Although the mistreatment of girls and women off stage is something that I have already touched on, I was interested to see if any of my interviewees felt this situation had changed since the arrival of Riot Grrrl. Were they more likely to enter the moshpit now and dance without fear?

“For a while women were treated with more respect” wrote Rachel Slampt, “partly cuz bands like Bikini Kill, Huggy Bear made a big deal of blokes molesting girls at gigs, or just generally being too violent and thus disrespectful in their dancing. But the female audience was also saying to the guys not to rub up against them without permission etc. I think women felt they had the permission to make a fuss. Like now, if I’m on stage or at a gig and people are dancing roughly I often question it. But I don’t think that this happens in general. Like much of the time things are back to how they were before. If anything like that were to carry on happening people would have to maintain it, like Fugazi does, but if the audience don’t wanna, they don’t wanna and changing someones mind takes a lot of concentrated effort. Which we don’t all always have.”

Jane “Shag Stamp” Graham, a writer/performer from Bradford was rather scathing in her summery of moshpit etiquette. “Gigs are still full of men both in the bands and in the audience, pushing and posing and acting like dicks” she wrote, adding more optimistically “But maybe its entered a little into women’s consciousness that it doesn’t always have to be like this.”

Rosie was more philosophical. For her the issue of gig behavior seemed to be less black and white than first appeared. “If you are at a gig with a band that has girls in it you seem to be treated far better” she wrote “maybe that’s because more girls are in the audience, but if you go to see an all male band, women are pushed to the back and laughed at.”

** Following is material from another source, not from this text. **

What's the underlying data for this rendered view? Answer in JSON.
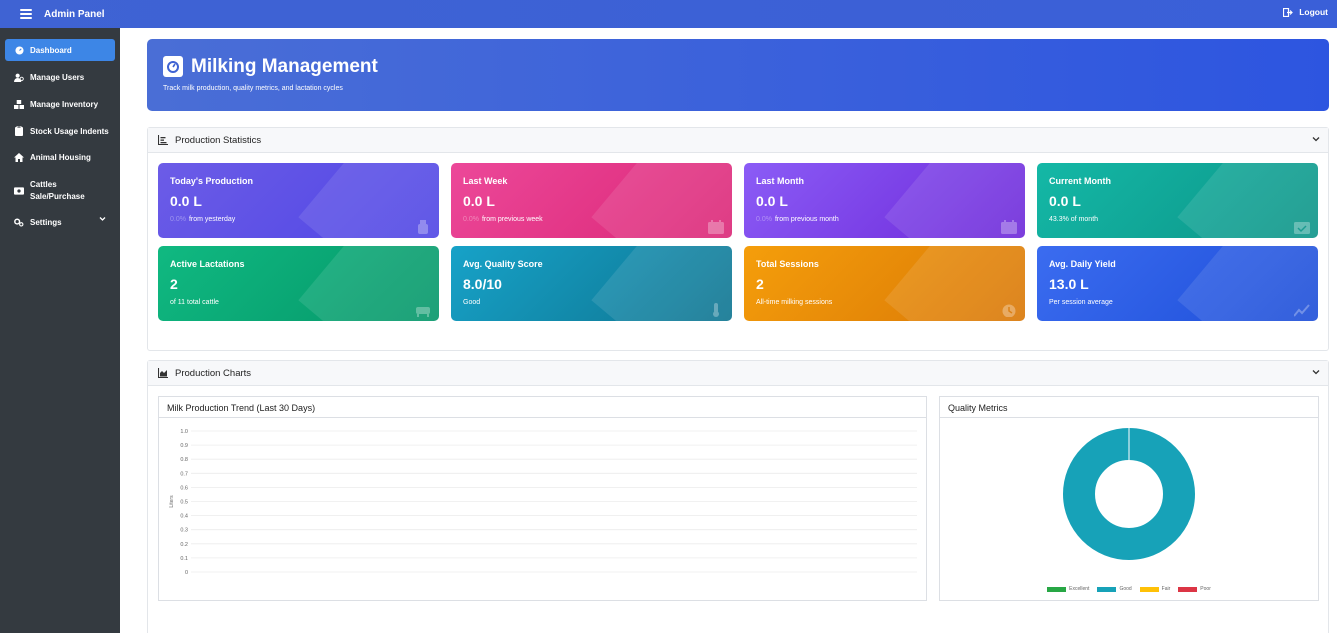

The re-emergence or continued presence of ‘laddish’ attitudes obviously rankled with many gig goers. From reading these interviews and fanzines, it seemed to me that girls were all too used to being felt up, shoved into others or into/onto the stage, and generally being manhandled. All had had enough, and some – such as

Rachael from High Wycombe – had really had enough.

“I think what bands like Huggy Bear and Bikini Kill did was fantastic” she wrote, “making boys stand at the back of gigs. At first, gigs were O.K. Men didn’t constantly grope you or push you, but since crap like ‘ladism’ has been re-introduced, things have changed. I think women on stage are treated a bit better, but there are still cries of ‘get your tits out’ at gigs. Men presume it’s O.K to grope you or push you or punch you if you get in their way. It’s usually girls that spend hours queuing for their favorite band, so we shouldn’t need to put up with pissed up lads groping us.”

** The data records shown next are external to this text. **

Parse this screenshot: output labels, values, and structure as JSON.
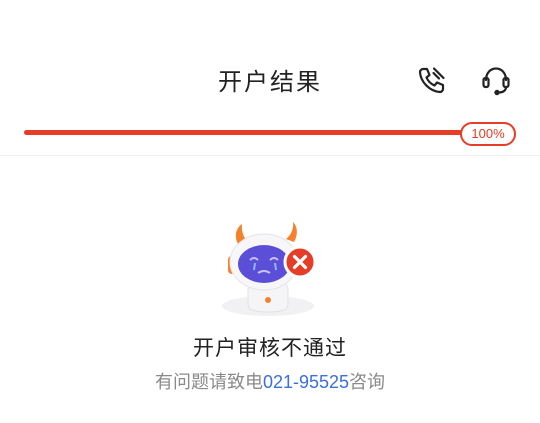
{
  "header": {
    "title": "开户结果",
    "actions": [
      {
        "icon": "phone-icon"
      },
      {
        "icon": "headset-icon"
      }
    ]
  },
  "progress": {
    "value": 100,
    "label": "100%",
    "color": "#e53d27"
  },
  "result": {
    "status": "failed",
    "title": "开户审核不通过",
    "hint_prefix": "有问题请致电",
    "hotline": "021-95525",
    "hint_suffix": "咨询"
  },
  "colors": {
    "accent": "#e53d27",
    "link": "#3a6fdc",
    "mascot_purple": "#5a4fd6"
  }
}
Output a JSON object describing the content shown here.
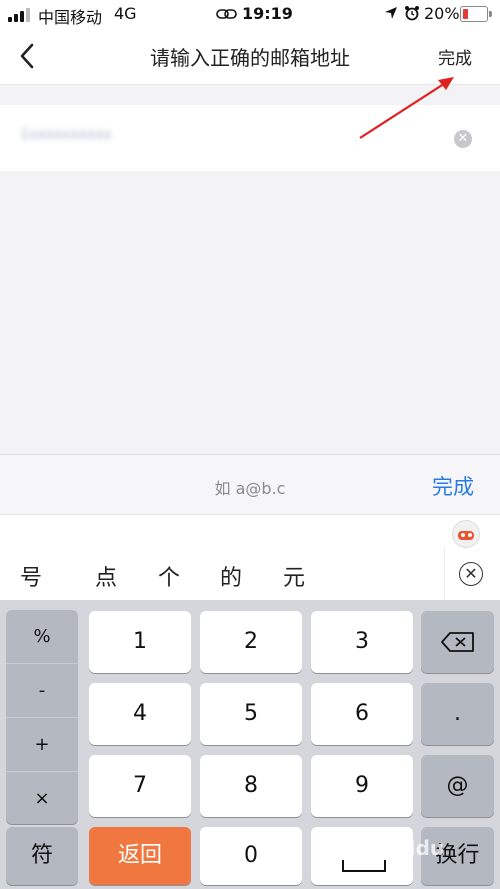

She referred back to a female only gig in 1993 that the Brighton band Huggy Bear had played at London’s Rough Trade shop with U.S rock band Hole.

“Courtney Love (Hole) said she felt safe. She had no fear of being digitally raped while crowd surfing. I wish we could all have that feeling of safety at gigs, but it won’t happen unless men are made to stand at the back or just completely banned, full stop.”

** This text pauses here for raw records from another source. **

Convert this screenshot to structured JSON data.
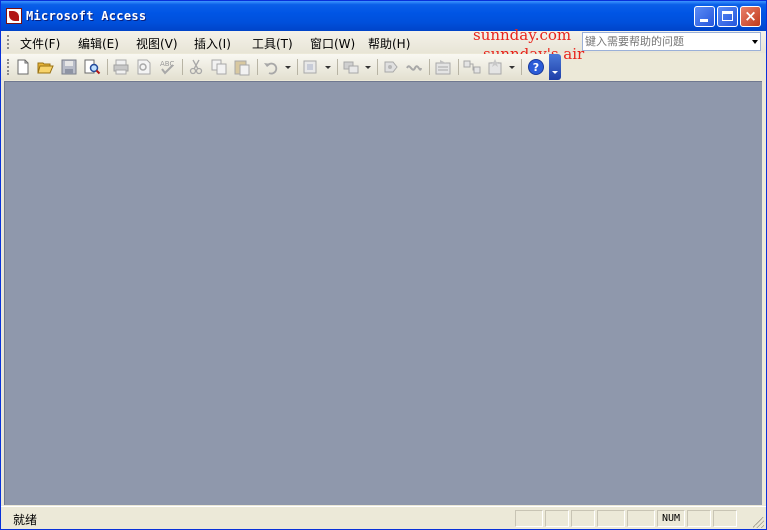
{
  "window": {
    "title": "Microsoft Access",
    "buttons": {
      "minimize": "minimize",
      "maximize": "maximize",
      "close": "×"
    }
  },
  "menubar": {
    "items": [
      {
        "label": "文件(F)"
      },
      {
        "label": "编辑(E)"
      },
      {
        "label": "视图(V)"
      },
      {
        "label": "插入(I)"
      },
      {
        "label": "工具(T)"
      },
      {
        "label": "窗口(W)"
      },
      {
        "label": "帮助(H)"
      }
    ],
    "help_box": {
      "placeholder": "键入需要帮助的问题"
    }
  },
  "overlay": {
    "line1": "sunnday.com",
    "line2": "sunnday's air",
    "color": "#e8241c"
  },
  "toolbar": {
    "icons": [
      "new-icon",
      "open-icon",
      "save-icon",
      "file-search-icon",
      "print-icon",
      "print-preview-icon",
      "spelling-icon",
      "cut-icon",
      "copy-icon",
      "paste-icon",
      "undo-icon",
      "office-links-icon",
      "analyze-icon",
      "code-icon",
      "script-icon",
      "properties-icon",
      "relationships-icon",
      "new-object-icon",
      "help-icon",
      "toolbar-options-icon"
    ]
  },
  "statusbar": {
    "text": "就绪",
    "num_indicator": "NUM"
  },
  "colors": {
    "titlebar": "#0055e5",
    "workspace": "#8f98ac",
    "chrome": "#ece9d8"
  }
}
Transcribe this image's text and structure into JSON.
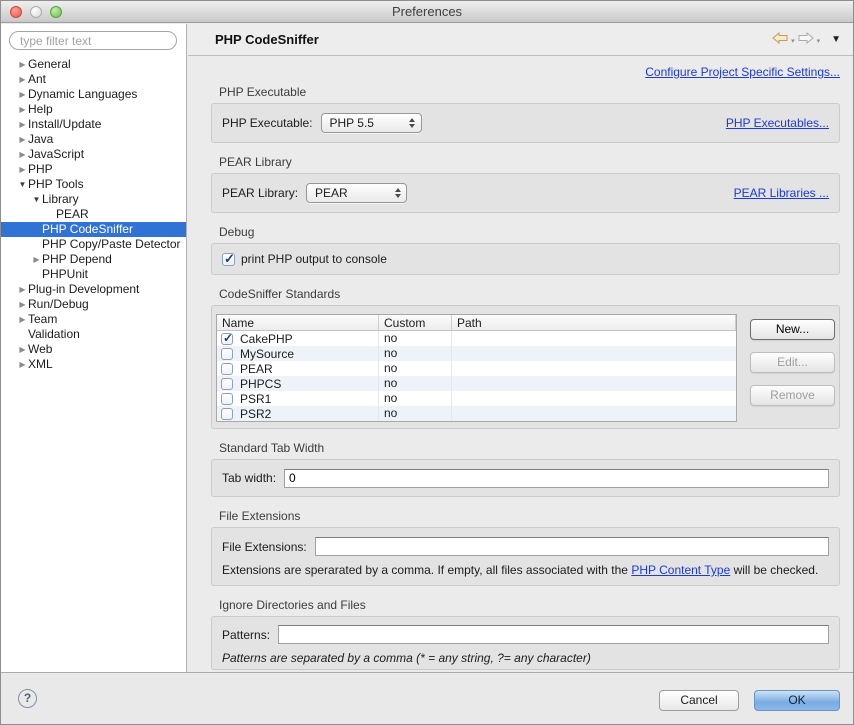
{
  "window": {
    "title": "Preferences"
  },
  "icons": {
    "back": "left-arrow",
    "forward": "right-arrow",
    "dropdown_caret": "▾",
    "view_menu_caret": "▼",
    "help": "?"
  },
  "colors": {
    "selection_blue": "#3173d5",
    "link_blue": "#1c3bd4",
    "ok_button_blue": "#78abe2",
    "panel_gray": "#e3e3e3"
  },
  "sidebar": {
    "filter_placeholder": "type filter text",
    "items": [
      {
        "label": "General",
        "state": "collapsed",
        "level": 0
      },
      {
        "label": "Ant",
        "state": "collapsed",
        "level": 0
      },
      {
        "label": "Dynamic Languages",
        "state": "collapsed",
        "level": 0
      },
      {
        "label": "Help",
        "state": "collapsed",
        "level": 0
      },
      {
        "label": "Install/Update",
        "state": "collapsed",
        "level": 0
      },
      {
        "label": "Java",
        "state": "collapsed",
        "level": 0
      },
      {
        "label": "JavaScript",
        "state": "collapsed",
        "level": 0
      },
      {
        "label": "PHP",
        "state": "collapsed",
        "level": 0
      },
      {
        "label": "PHP Tools",
        "state": "expanded",
        "level": 0
      },
      {
        "label": "Library",
        "state": "expanded",
        "level": 1
      },
      {
        "label": "PEAR",
        "state": "none",
        "level": 2
      },
      {
        "label": "PHP CodeSniffer",
        "state": "none",
        "level": 1,
        "selected": true
      },
      {
        "label": "PHP Copy/Paste Detector",
        "state": "none",
        "level": 1
      },
      {
        "label": "PHP Depend",
        "state": "collapsed",
        "level": 1
      },
      {
        "label": "PHPUnit",
        "state": "none",
        "level": 1
      },
      {
        "label": "Plug-in Development",
        "state": "collapsed",
        "level": 0
      },
      {
        "label": "Run/Debug",
        "state": "collapsed",
        "level": 0
      },
      {
        "label": "Team",
        "state": "collapsed",
        "level": 0
      },
      {
        "label": "Validation",
        "state": "none",
        "level": 0
      },
      {
        "label": "Web",
        "state": "collapsed",
        "level": 0
      },
      {
        "label": "XML",
        "state": "collapsed",
        "level": 0
      }
    ]
  },
  "header": {
    "title": "PHP CodeSniffer",
    "configure_link": "Configure Project Specific Settings..."
  },
  "sections": {
    "php_executable": {
      "group": "PHP Executable",
      "field_label": "PHP Executable:",
      "dropdown_value": "PHP 5.5",
      "link": "PHP Executables..."
    },
    "pear_library": {
      "group": "PEAR Library",
      "field_label": "PEAR Library:",
      "dropdown_value": "PEAR",
      "link": "PEAR Libraries ..."
    },
    "debug": {
      "group": "Debug",
      "checkbox_label": "print PHP output to console",
      "checked": true
    },
    "standards": {
      "group": "CodeSniffer Standards",
      "columns": [
        "Name",
        "Custom",
        "Path"
      ],
      "rows": [
        {
          "name": "CakePHP",
          "custom": "no",
          "path": "",
          "checked": true
        },
        {
          "name": "MySource",
          "custom": "no",
          "path": "",
          "checked": false
        },
        {
          "name": "PEAR",
          "custom": "no",
          "path": "",
          "checked": false
        },
        {
          "name": "PHPCS",
          "custom": "no",
          "path": "",
          "checked": false
        },
        {
          "name": "PSR1",
          "custom": "no",
          "path": "",
          "checked": false
        },
        {
          "name": "PSR2",
          "custom": "no",
          "path": "",
          "checked": false
        }
      ],
      "buttons": {
        "new": "New...",
        "edit": "Edit...",
        "remove": "Remove"
      }
    },
    "tab_width": {
      "group": "Standard Tab Width",
      "field_label": "Tab width:",
      "value": "0"
    },
    "file_extensions": {
      "group": "File Extensions",
      "field_label": "File Extensions:",
      "value": "",
      "help_prefix": "Extensions are sperarated by a comma. If empty, all files associated with the ",
      "help_link": "PHP Content Type",
      "help_suffix": " will be checked."
    },
    "ignore": {
      "group": "Ignore Directories and Files",
      "field_label": "Patterns:",
      "value": "",
      "help": "Patterns are separated by a comma (* = any string, ?= any character)"
    }
  },
  "footer": {
    "help": "?",
    "cancel": "Cancel",
    "ok": "OK"
  }
}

Because the safety of women within venues is so often met with a “If you can’t stand the heat – get out of the moshpit” mentality, Rachael’s view – although radical – is perhaps understandable.

For whilst Riot Grrrl has had an undoubted impact in terms of the number of girls writing and producing fanzines, it appears to have only temporarily eradicated violence and sexual harassment at gigs.

Whilst this is sad, it is unsurprising, for the kind of behavior described above is not unique to live music venues, rather it mirrors societal attitudes to women generally. Whilst it would seem that you cannot change the moshpit without first changing society, Riot Grrrl appears to have at least given girls the impetus to fight back. Rome, as they say, was not built in a day.